Dry Van Spot Market Trends
Dry van Spot Market rates fell 2.6 cents after a larger drop the prior week. Despite the decline, rates remained nearly 19% higher than during the same week in 2025 and about 15 cents above pre-weather event levels from week 3.
Regionally, rates increased on the West Coast and in the Southeast but declined in other areas.
Dry van load volume decreased 2.9%. However, shipments were still about 30% higher than last year’s levels. Volume rose in the South and West Coast while falling elsewhere.
Refrigerated Spot Market Conditions
Refrigerated Spot Market rates declined nearly 12 cents after a 17-cent drop the week before. Even with the decline, rates remained about 10 cents above levels seen before the week 4 weather event.
Year-over-year, refrigerated rates were roughly 25% higher than in 2025, only slightly below the prior week’s stronger comparison.
Refrigerated load volume decreased 8.4% and was about 9% below last year’s levels — the first negative comparison in four weeks. Shipments fell across most regions, with the West Coast as the only area showing growth.
Flatbed Spot Market Shows Continued Strength
Flatbed Spot Market rates rose by nearly 4 cents, marking the 13th increase in 14 weeks.

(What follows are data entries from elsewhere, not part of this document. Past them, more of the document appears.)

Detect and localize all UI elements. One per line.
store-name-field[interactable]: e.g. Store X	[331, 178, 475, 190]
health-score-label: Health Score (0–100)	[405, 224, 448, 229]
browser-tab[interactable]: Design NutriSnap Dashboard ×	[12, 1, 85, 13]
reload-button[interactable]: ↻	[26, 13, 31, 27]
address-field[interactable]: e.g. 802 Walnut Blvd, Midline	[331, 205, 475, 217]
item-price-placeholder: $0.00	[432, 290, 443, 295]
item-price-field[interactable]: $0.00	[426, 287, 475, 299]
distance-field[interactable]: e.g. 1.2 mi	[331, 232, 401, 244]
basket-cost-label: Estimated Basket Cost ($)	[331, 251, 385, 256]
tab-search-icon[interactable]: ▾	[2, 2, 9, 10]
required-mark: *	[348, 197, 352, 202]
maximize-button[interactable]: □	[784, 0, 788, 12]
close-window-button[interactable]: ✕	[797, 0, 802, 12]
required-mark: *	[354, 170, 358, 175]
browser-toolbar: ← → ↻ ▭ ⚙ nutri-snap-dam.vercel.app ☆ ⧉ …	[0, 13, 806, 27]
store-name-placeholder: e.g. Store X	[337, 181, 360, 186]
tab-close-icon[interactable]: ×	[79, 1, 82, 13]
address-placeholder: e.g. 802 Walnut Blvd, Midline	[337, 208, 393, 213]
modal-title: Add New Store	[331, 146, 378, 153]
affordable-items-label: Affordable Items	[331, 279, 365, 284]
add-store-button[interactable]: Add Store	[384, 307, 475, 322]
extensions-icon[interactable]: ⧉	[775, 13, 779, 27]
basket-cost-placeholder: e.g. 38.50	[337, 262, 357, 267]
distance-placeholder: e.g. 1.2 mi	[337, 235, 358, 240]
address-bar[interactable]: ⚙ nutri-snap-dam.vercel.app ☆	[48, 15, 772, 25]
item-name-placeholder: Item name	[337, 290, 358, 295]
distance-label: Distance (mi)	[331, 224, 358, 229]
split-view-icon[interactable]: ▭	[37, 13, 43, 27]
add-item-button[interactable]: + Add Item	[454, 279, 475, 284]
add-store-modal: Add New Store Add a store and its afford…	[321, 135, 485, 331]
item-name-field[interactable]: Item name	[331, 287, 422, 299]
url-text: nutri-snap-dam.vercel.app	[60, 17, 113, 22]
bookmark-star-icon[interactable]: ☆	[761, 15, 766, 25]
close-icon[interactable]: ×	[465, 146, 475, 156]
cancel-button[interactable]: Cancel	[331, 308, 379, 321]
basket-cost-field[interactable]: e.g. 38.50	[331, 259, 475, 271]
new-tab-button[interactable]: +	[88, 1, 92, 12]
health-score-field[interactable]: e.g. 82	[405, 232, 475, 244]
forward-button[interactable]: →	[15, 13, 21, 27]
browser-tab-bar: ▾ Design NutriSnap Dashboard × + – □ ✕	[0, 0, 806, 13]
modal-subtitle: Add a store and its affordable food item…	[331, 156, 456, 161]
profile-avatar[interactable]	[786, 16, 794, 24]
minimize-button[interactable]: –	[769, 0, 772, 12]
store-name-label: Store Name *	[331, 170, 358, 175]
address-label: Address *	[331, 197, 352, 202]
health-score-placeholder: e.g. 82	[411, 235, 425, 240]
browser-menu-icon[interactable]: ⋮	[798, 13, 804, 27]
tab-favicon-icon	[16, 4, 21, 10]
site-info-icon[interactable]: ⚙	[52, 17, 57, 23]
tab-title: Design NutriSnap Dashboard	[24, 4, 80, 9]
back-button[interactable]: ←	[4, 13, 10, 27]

Rates reached their highest point since early May and were close to 11% higher year over year.
Regionally, flatbed rates declined slightly on the West Coast and in the Northeast but increased across other areas.
Flatbed load volume grew 8.3% to its highest level since June 2022. Compared with 2025, postings were about 53% higher. Load volume increased in all regions, although growth in the Northeast was limited.
Spot Market Outlook
Seasonal patterns suggest that post-holiday normalization for van rates would typically continue over the coming weeks. However, approaching seasonal demand and ongoing winter weather disruptions could keep spot market rates elevated.
With flatbed demand strengthening and overall load activity rising, the market continues to show signs of firm capacity and sustained freight demand early in 2026.